Dual holography as functional renormalization group

TL;DR

This work connects functional renormalization group (FRG) methods with a dual holography framework by recasting the FRG as a path-integral for the probability distribution $P_{\Lambda}[]$ governed by a Fokker-Planck–type equation. In the semiclassical limit, the RG flow maps to a Hamilton–Jacobi problem with a Hamiltonian derived from a bulk action, motivating a holographic interpretation where the RG scale is the radial coordinate in $AdS_{d+1}$/CFT$_d$. The authors extend this picture by incorporating RG beta-functions as gradient flows of an effective potential $\mathcal{V}_{eff}$, yielding a generalized bulk action that embeds the RG flow into the gravitational dynamics, and they introduce Weyl-anomaly terms to ensure consistency with holography.

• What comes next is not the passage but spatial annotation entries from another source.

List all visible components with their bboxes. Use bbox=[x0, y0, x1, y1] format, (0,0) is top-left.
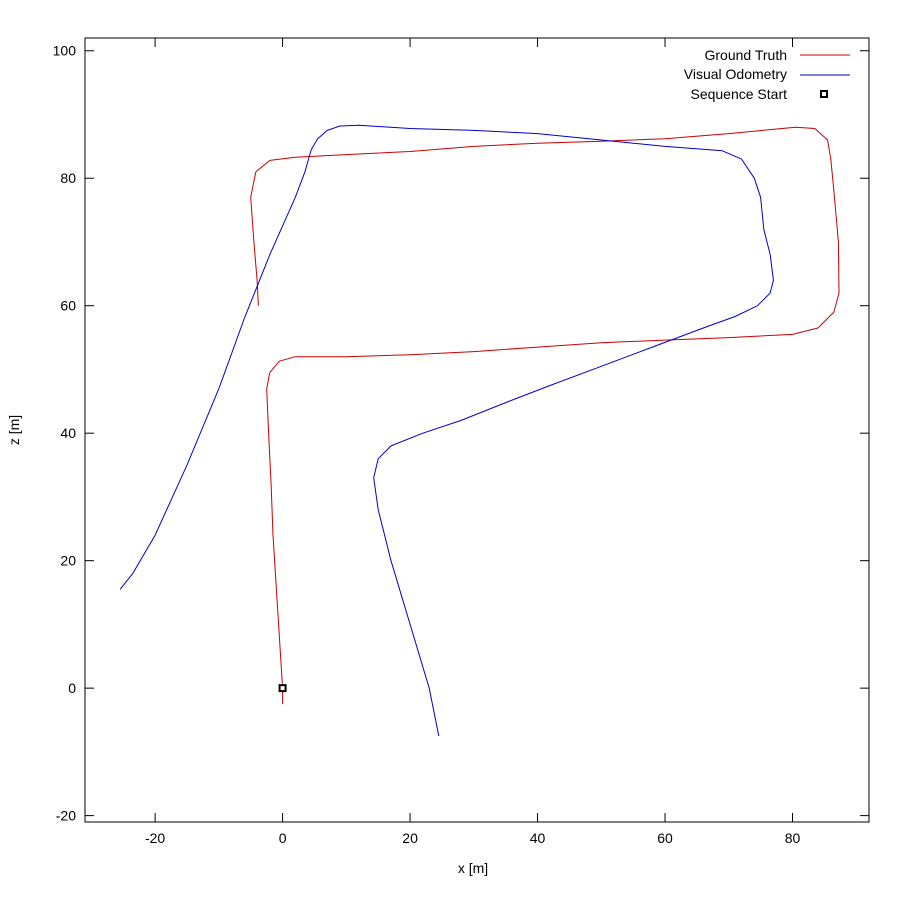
series-line-visual-odometry bbox=[119, 124, 774, 737]
legend: Ground Truth Visual Odometry Sequence St… bbox=[684, 47, 850, 102]
y-tick-label: -20 bbox=[56, 808, 76, 824]
plot-frame bbox=[84, 37, 870, 823]
x-tick-label: 0 bbox=[279, 830, 287, 846]
x-tick-label: 80 bbox=[785, 830, 801, 846]
x-tick-label: 60 bbox=[657, 830, 673, 846]
x-tick-label: -20 bbox=[145, 830, 165, 846]
legend-label-visual-odometry: Visual Odometry bbox=[684, 66, 787, 82]
x-tick-label: 20 bbox=[402, 830, 418, 846]
series-layer bbox=[119, 124, 840, 737]
y-tick-label: 40 bbox=[60, 425, 76, 441]
x-axis-label: x [m] bbox=[458, 860, 488, 876]
axis-ticks: -20 0 20 40 60 80 -20 0 20 40 60 80 100 bbox=[53, 38, 869, 846]
y-tick-label: 0 bbox=[68, 680, 76, 696]
legend-marker-sequence-start bbox=[820, 90, 828, 98]
y-tick-label: 80 bbox=[60, 170, 76, 186]
legend-label-sequence-start: Sequence Start bbox=[690, 86, 787, 102]
x-tick-label: 40 bbox=[530, 830, 546, 846]
legend-label-ground-truth: Ground Truth bbox=[705, 47, 788, 63]
y-tick-label: 100 bbox=[53, 43, 77, 59]
series-line-ground-truth bbox=[250, 126, 840, 705]
y-tick-label: 20 bbox=[60, 553, 76, 569]
y-axis-label: z [m] bbox=[6, 415, 22, 445]
y-tick-label: 60 bbox=[60, 298, 76, 314]
sequence-start-marker bbox=[278, 684, 287, 693]
marker-layer bbox=[278, 684, 287, 693]
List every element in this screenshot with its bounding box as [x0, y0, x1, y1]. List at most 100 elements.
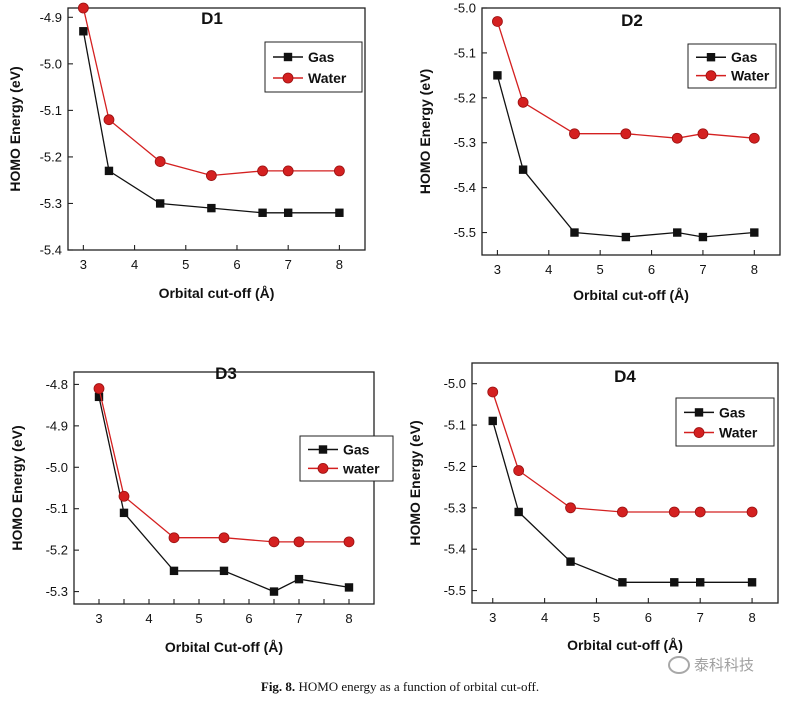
data-point: [154, 156, 166, 167]
data-point: [694, 506, 706, 518]
legend-label: Gas: [731, 49, 758, 65]
x-tick-label: 3: [80, 257, 87, 272]
y-tick-label: -5.3: [46, 584, 68, 599]
chart-title: D4: [614, 367, 636, 386]
data-point: [168, 532, 180, 544]
legend: Gas Water: [687, 43, 777, 89]
y-tick-label: -5.2: [444, 459, 466, 474]
y-tick-label: -5.3: [454, 135, 476, 150]
y-tick-label: -5.1: [444, 418, 466, 433]
y-tick-label: -5.3: [444, 500, 466, 515]
data-point: [103, 114, 115, 126]
data-point: [671, 132, 683, 144]
y-tick-label: -4.9: [40, 10, 62, 25]
y-tick-label: -5.2: [454, 90, 476, 105]
data-point: [517, 96, 529, 108]
legend-marker: [705, 70, 717, 82]
data-point: [566, 557, 575, 566]
plot-frame: [471, 362, 779, 604]
data-point: [513, 465, 525, 476]
y-axis-label: HOMO Energy (eV): [417, 69, 433, 194]
chart-panel-d4: D4 3 4 5 6 7 8 -5.5 -5.4 -5.3 -5.2 -5.1 -5.0 Orbital …: [407, 362, 779, 653]
legend-label: Water: [731, 68, 770, 84]
data-point: [697, 128, 709, 140]
y-axis-label: HOMO Energy (eV): [9, 425, 25, 550]
x-axis-label: Orbital cut-off (Å): [159, 285, 275, 301]
data-point: [569, 128, 580, 140]
series-gas: [493, 71, 759, 242]
x-tick-label: 5: [195, 611, 202, 626]
watermark-text: 泰科科技: [694, 656, 755, 674]
x-tick-label: 5: [593, 610, 600, 625]
y-axis-label: HOMO Energy (eV): [7, 66, 23, 191]
data-point: [698, 232, 708, 242]
legend-label: Gas: [308, 49, 335, 65]
y-tick-label: -5.5: [454, 225, 476, 240]
legend-marker: [317, 462, 329, 474]
data-point: [293, 536, 305, 548]
y-tick-label: -5.5: [444, 583, 466, 598]
figure-caption: Fig. 8. HOMO energy as a function of orb…: [0, 679, 800, 695]
data-point: [668, 506, 680, 518]
data-point: [94, 392, 104, 402]
legend-marker: [318, 445, 328, 454]
data-point: [618, 578, 627, 587]
x-tick-label: 7: [285, 257, 292, 272]
x-axis-label: Orbital Cut-off (Å): [165, 639, 283, 655]
plot-frame: [481, 7, 781, 256]
caption-text: HOMO energy as a function of orbital cut…: [298, 679, 540, 694]
data-point: [118, 490, 130, 502]
chart-panel-d2: D2 3 4 5 6 7 8 -5.5 -5.4 -5.3 -5.2 -5.1 -5.0 Orbital …: [417, 1, 781, 303]
legend-box: [675, 397, 775, 447]
data-point: [748, 132, 760, 144]
data-point: [77, 2, 89, 14]
chart-title: D2: [621, 11, 643, 30]
series-gas: [79, 27, 344, 217]
data-point: [518, 165, 528, 174]
x-tick-label: 7: [697, 610, 704, 625]
data-point: [268, 536, 280, 548]
data-point: [565, 502, 576, 514]
series-line: [496, 75, 755, 238]
data-point: [257, 165, 268, 177]
legend-label: Water: [308, 70, 347, 86]
y-tick-label: -4.8: [46, 377, 68, 392]
x-tick-label: 8: [336, 257, 343, 272]
y-tick-label: -5.0: [46, 460, 68, 475]
data-point: [218, 532, 230, 544]
x-tick-label: 8: [748, 610, 755, 625]
y-tick-label: -5.2: [40, 149, 62, 164]
data-point: [333, 165, 345, 177]
data-point: [79, 27, 88, 36]
x-tick-label: 8: [345, 611, 352, 626]
data-point: [514, 507, 523, 517]
x-tick-label: 4: [545, 262, 552, 277]
legend: Gas water: [299, 435, 394, 482]
legend: Gas Water: [675, 397, 775, 447]
x-tick-label: 7: [699, 262, 706, 277]
legend-marker: [282, 72, 294, 84]
series-gas: [94, 392, 354, 596]
y-tick-label: -5.1: [40, 103, 62, 118]
y-tick-label: -5.4: [444, 542, 466, 557]
watermark: 泰科科技: [668, 654, 754, 675]
data-point: [670, 578, 679, 587]
series-water: [487, 386, 758, 518]
series-water: [77, 2, 345, 181]
chart-panel-d1: D1 3 4 5 6 7 8 -5.4 -5.3 -5.2 -5.1 -5.0 -4.9 Orbital …: [7, 2, 366, 301]
x-tick-label: 6: [233, 257, 240, 272]
x-axis-label: Orbital cut-off (Å): [573, 287, 689, 303]
data-point: [750, 228, 759, 237]
series-water: [93, 383, 355, 548]
y-tick-label: -5.0: [40, 56, 62, 71]
data-point: [283, 208, 293, 217]
legend-label: Gas: [343, 442, 370, 458]
data-point: [104, 166, 114, 176]
data-point: [119, 508, 129, 518]
x-tick-label: 7: [295, 611, 302, 626]
y-tick-label: -5.3: [40, 196, 62, 211]
data-point: [169, 566, 179, 576]
series-water: [492, 16, 760, 144]
y-tick-label: -5.0: [444, 376, 466, 391]
x-tick-label: 6: [245, 611, 252, 626]
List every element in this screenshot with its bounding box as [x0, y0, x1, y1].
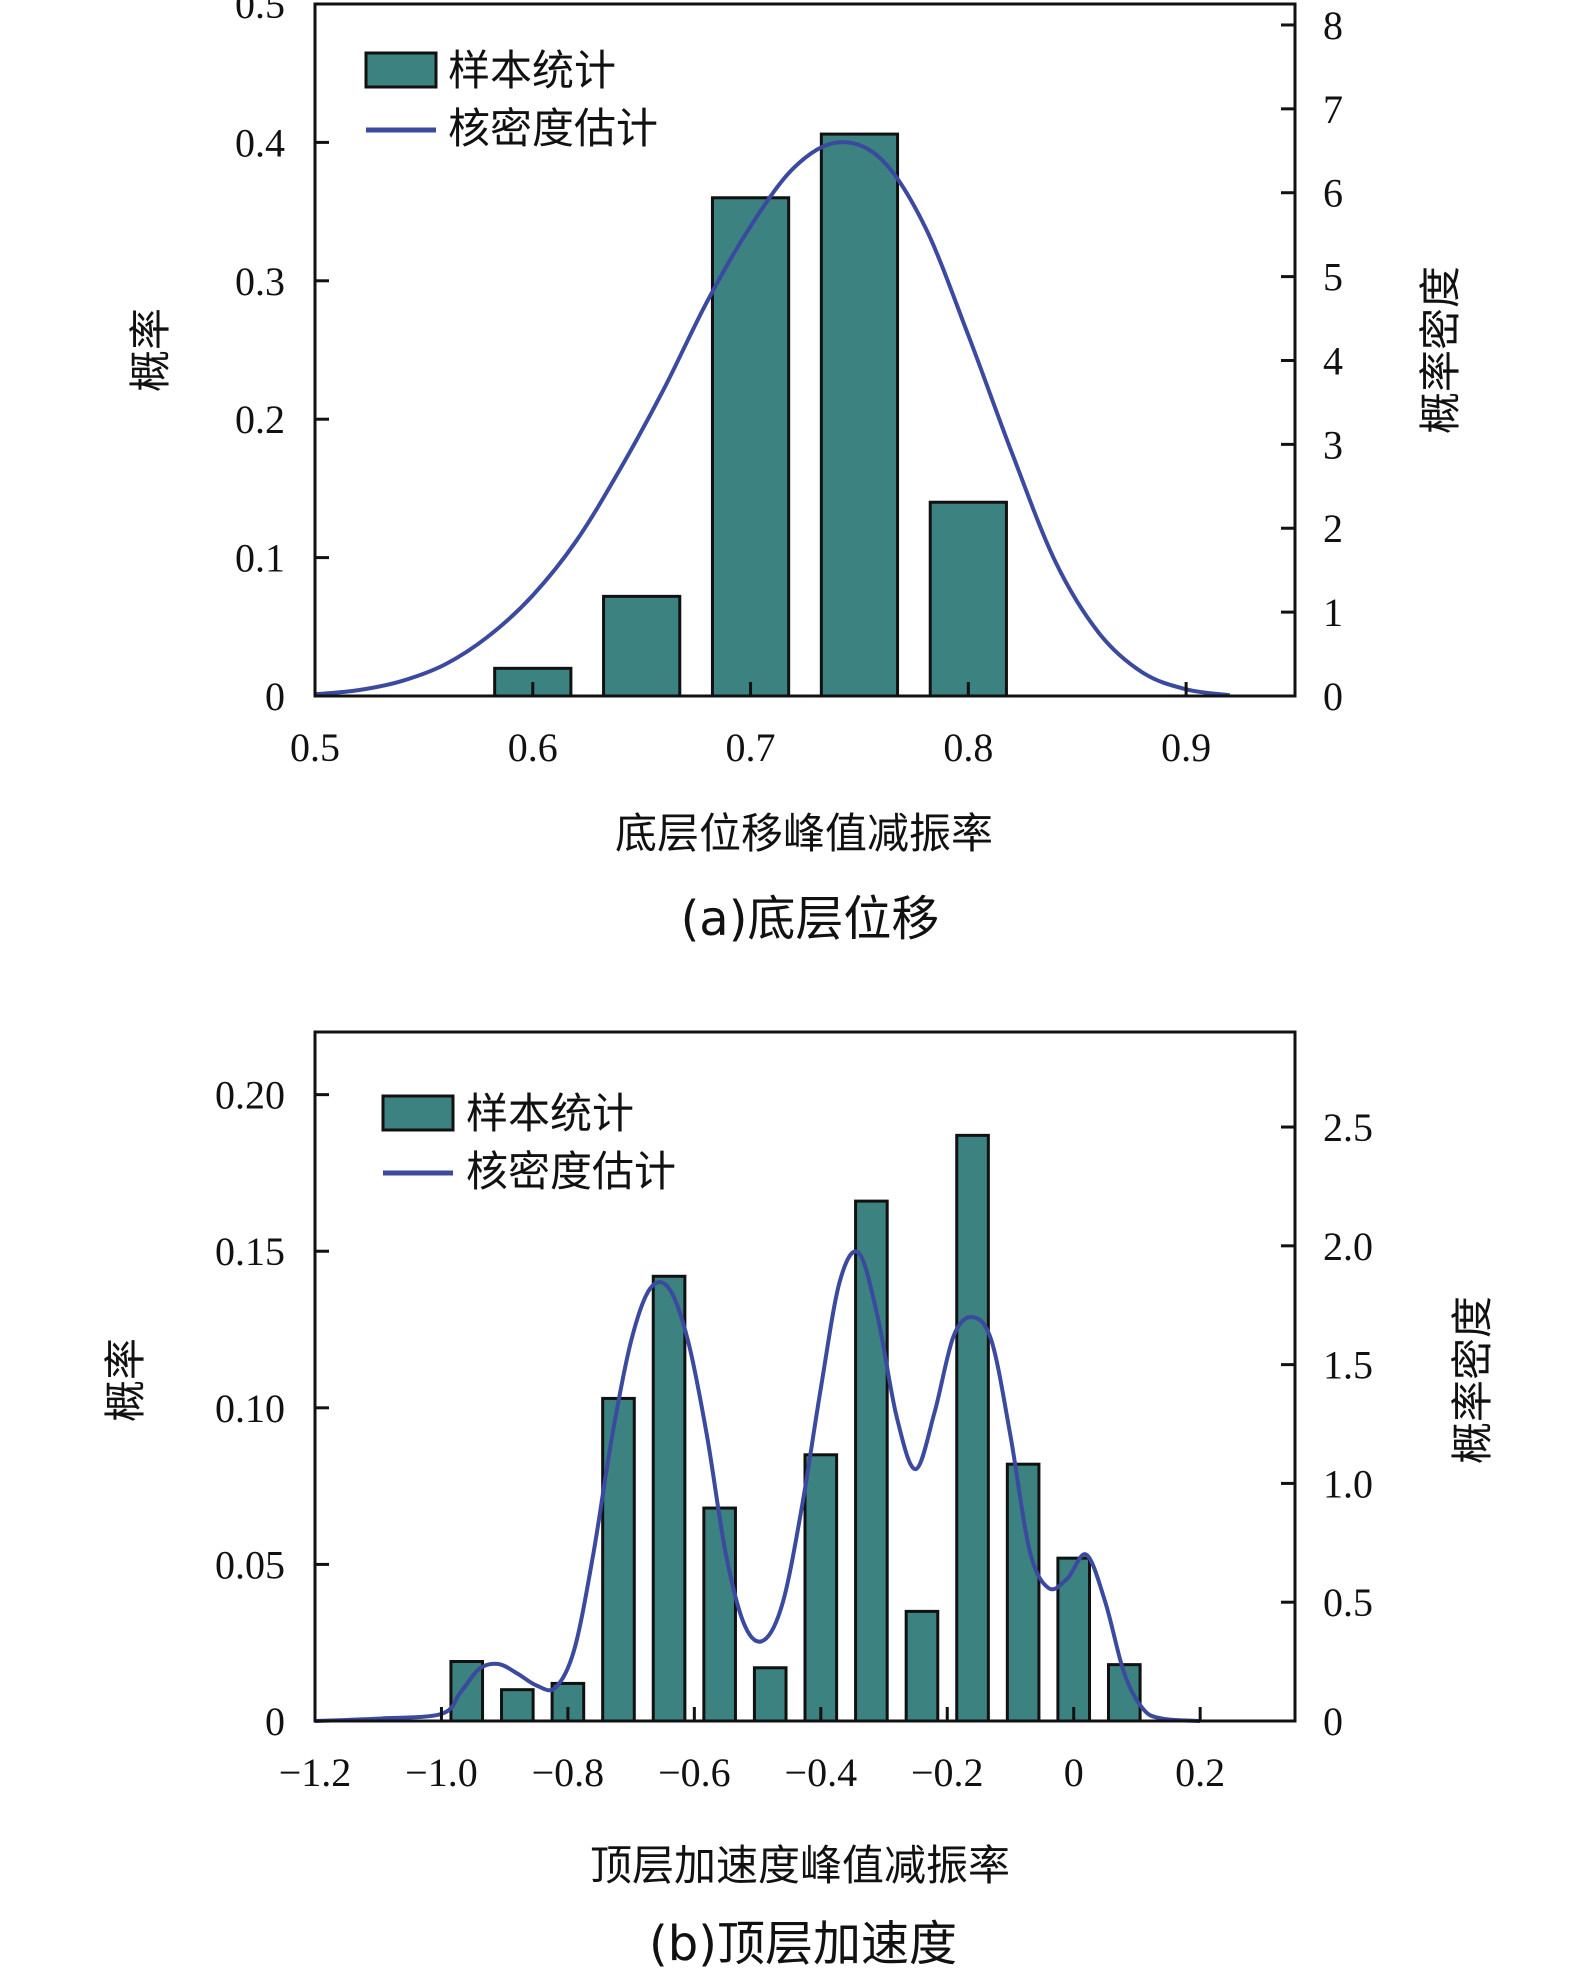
x-tick-label: 0.7 — [726, 725, 776, 770]
histogram-bar — [500, 1688, 535, 1723]
plot-frame — [313, 2, 1297, 698]
x-tick-label: 0.9 — [1161, 725, 1211, 770]
y-right-tick-label: 7 — [1323, 87, 1343, 132]
y-left-tick-label: 0.3 — [235, 259, 285, 304]
x-tick-label: 0.2 — [1175, 1750, 1225, 1795]
y-left-tick-label: 0.15 — [215, 1229, 285, 1274]
histogram-bar — [702, 1506, 737, 1723]
x-tick-label: 0.6 — [508, 725, 558, 770]
y-right-tick-label: 5 — [1323, 255, 1343, 300]
x-tick-label: −1.2 — [279, 1750, 352, 1795]
y-right-tick-label: 0 — [1323, 674, 1343, 719]
x-tick-label: −0.6 — [658, 1750, 731, 1795]
legend-bar-label: 样本统计 — [448, 46, 616, 95]
y-left-tick-label: 0 — [265, 1699, 285, 1744]
y-left-tick-label: 0.5 — [235, 0, 285, 27]
y-left-tick-label: 0.20 — [215, 1073, 285, 1118]
kde-line — [314, 140, 1230, 698]
x-tick-label: −0.2 — [911, 1750, 984, 1795]
chart-caption: (b)顶层加速度 — [649, 1916, 957, 1972]
y-left-axis-label: 概率 — [101, 1338, 150, 1422]
x-tick-label: −0.4 — [785, 1750, 858, 1795]
x-axis-label: 顶层加速度峰值减振率 — [590, 1841, 1010, 1890]
x-tick-label: −1.0 — [405, 1750, 478, 1795]
y-right-tick-label: 6 — [1323, 171, 1343, 216]
y-left-tick-label: 0 — [265, 674, 285, 719]
y-right-tick-label: 2.5 — [1323, 1105, 1373, 1150]
histogram-bar — [651, 1274, 687, 1723]
y-right-tick-label: 2 — [1323, 506, 1343, 551]
kde-line — [314, 1249, 1201, 1723]
y-left-axis-label: 概率 — [126, 308, 175, 392]
histogram-bar — [602, 594, 682, 698]
legend-bar-label: 样本统计 — [466, 1089, 634, 1138]
legend-line-label: 核密度估计 — [448, 104, 658, 153]
y-left-tick-label: 0.10 — [215, 1386, 285, 1431]
histogram-bar — [1005, 1462, 1041, 1723]
legend-line-label: 核密度估计 — [466, 1147, 676, 1196]
histogram-bar — [955, 1133, 990, 1723]
histogram-bar — [904, 1609, 940, 1723]
chart-panel-a: 0.5 0.6 0.7 0.8 0.9 0 0.1 0.2 0.3 0.4 0.5 0 1 2 3 4 5 6… — [126, 0, 1465, 947]
x-axis-label: 底层位移峰值减振率 — [615, 809, 993, 858]
plot-frame — [313, 1030, 1297, 1723]
y-right-tick-label: 2.0 — [1323, 1224, 1373, 1269]
y-left-tick-label: 0.05 — [215, 1542, 285, 1587]
histogram-bar — [710, 196, 791, 698]
y-right-tick-label: 1 — [1323, 590, 1343, 635]
y-right-tick-label: 1.5 — [1323, 1343, 1373, 1388]
y-right-tick-label: 0.5 — [1323, 1580, 1373, 1625]
histogram-bar — [449, 1659, 485, 1723]
chart-caption: (a)底层位移 — [681, 891, 940, 947]
y-right-axis-label: 概率密度 — [1448, 1296, 1497, 1464]
y-left-tick-label: 0.1 — [235, 536, 285, 581]
legend: 样本统计 核密度估计 — [381, 1089, 676, 1196]
x-tick-label: 0.8 — [943, 725, 993, 770]
x-tick-label: 0 — [1064, 1750, 1084, 1795]
y-right-axis-label: 概率密度 — [1416, 266, 1465, 434]
chart-panel-b: −1.2 −1.0 −0.8 −0.6 −0.4 −0.2 0 0.2 0 0.05 0.10 0.… — [101, 1030, 1497, 1972]
histogram-bar — [928, 500, 1008, 698]
histogram-bar — [854, 1199, 889, 1723]
histogram-bar — [803, 1453, 839, 1723]
legend: 样本统计 核密度估计 — [364, 46, 658, 153]
x-tick-label: 0.5 — [290, 725, 340, 770]
y-right-tick-label: 0 — [1323, 1699, 1343, 1744]
y-left-tick-label: 0.2 — [235, 397, 285, 442]
y-right-tick-label: 4 — [1323, 338, 1343, 383]
y-right-tick-label: 1.0 — [1323, 1461, 1373, 1506]
y-right-tick-label: 8 — [1323, 3, 1343, 48]
y-left-tick-label: 0.4 — [235, 120, 285, 165]
x-tick-label: −0.8 — [532, 1750, 605, 1795]
histogram-bar — [819, 132, 900, 698]
legend-bar-swatch — [364, 51, 438, 89]
histogram-bar — [601, 1396, 636, 1723]
y-right-tick-label: 3 — [1323, 422, 1343, 467]
legend-bar-swatch — [381, 1094, 455, 1132]
histogram-bar — [752, 1666, 788, 1723]
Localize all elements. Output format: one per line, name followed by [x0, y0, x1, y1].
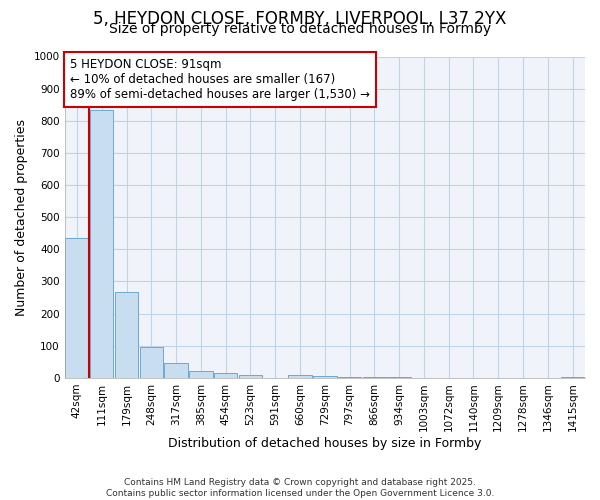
Bar — [338, 377, 361, 378]
X-axis label: Distribution of detached houses by size in Formby: Distribution of detached houses by size … — [168, 437, 481, 450]
Text: 5 HEYDON CLOSE: 91sqm
← 10% of detached houses are smaller (167)
89% of semi-det: 5 HEYDON CLOSE: 91sqm ← 10% of detached … — [70, 58, 370, 101]
Bar — [313, 376, 337, 378]
Bar — [164, 364, 188, 378]
Bar — [561, 377, 584, 378]
Bar — [214, 373, 238, 378]
Text: Contains HM Land Registry data © Crown copyright and database right 2025.
Contai: Contains HM Land Registry data © Crown c… — [106, 478, 494, 498]
Text: 5, HEYDON CLOSE, FORMBY, LIVERPOOL, L37 2YX: 5, HEYDON CLOSE, FORMBY, LIVERPOOL, L37 … — [94, 10, 506, 28]
Text: Size of property relative to detached houses in Formby: Size of property relative to detached ho… — [109, 22, 491, 36]
Bar — [90, 110, 113, 378]
Bar — [65, 238, 89, 378]
Y-axis label: Number of detached properties: Number of detached properties — [15, 118, 28, 316]
Bar — [239, 374, 262, 378]
Bar — [388, 377, 411, 378]
Bar — [115, 292, 138, 378]
Bar — [288, 376, 312, 378]
Bar — [189, 371, 212, 378]
Bar — [140, 348, 163, 378]
Bar — [362, 377, 386, 378]
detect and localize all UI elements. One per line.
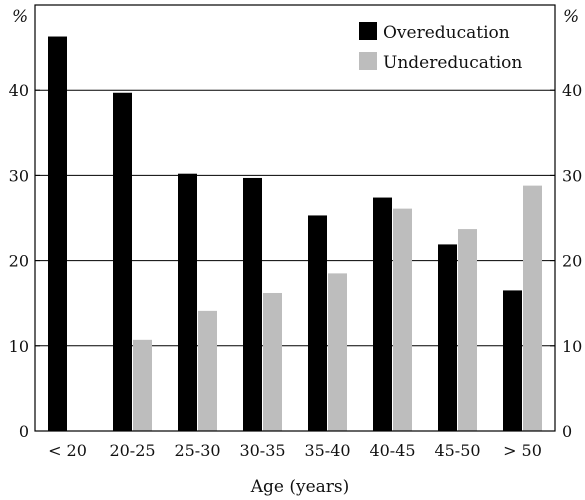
legend-swatch-overeducation [359,22,377,40]
x-tick-label-0: < 20 [48,441,87,460]
legend-label-overeducation: Overeducation [383,23,510,43]
y-tick-label-left-0: 0 [19,422,29,441]
bar-overeducation-7 [503,290,522,431]
bar-undereducation-6 [458,229,477,431]
bar-undereducation-3 [263,292,282,431]
y-tick-label-left-40: 40 [9,81,29,100]
x-tick-label-4: 35-40 [304,441,350,460]
x-tick-label-5: 40-45 [369,441,415,460]
y-tick-label-right-20: 20 [562,252,582,271]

A BRST-topological construction underlies the path integral representation, and the framework accommodates nonperturbative renormalization via a gradient-flow structure tied to the Weyl anomaly. Overall, the paper provides a nonperturbative, RG-aware holographic formalism that unifies FRG and holography through a gradient-flow perspective and paves the way for incorporating information-theoretic and quantum-information concepts into holographic RG.

Abstract

We investigate the relationship between the functional renormalization group (RG) and the dual holography framework in the path integral formulation, highlighting how each can be understood as a manifestation of the other. Rather than employing the conventional functional RG formalism, we consider a functional RG equation for the probability distribution function, where the RG flow is governed by a Fokker-Planck-type equation. The central idea is to reformulate the solution of Fokker-Planck type functional RG equation in a path integral representation. Within the semiclassical approximation, this leads to a Hamilton-Jacobi equation for an effective renormalized on-shell action. We then examine our framework for an Einstein-Hilbert action coupled to a scalar field. Applying standard techniques, we derive a corresponding functional RG equation for the distribution function, where the dual holographic path integral serves as its formal solution. By synthesizing these two perspectives, we propose a generalized dual holography framework in which the RG flow is explicitly incorporated into the bulk effective action. This generalization naturally introduces RG $β$-functions and reveals that the RG flow of the distribution function is essentially identical to that of the functional RG equation.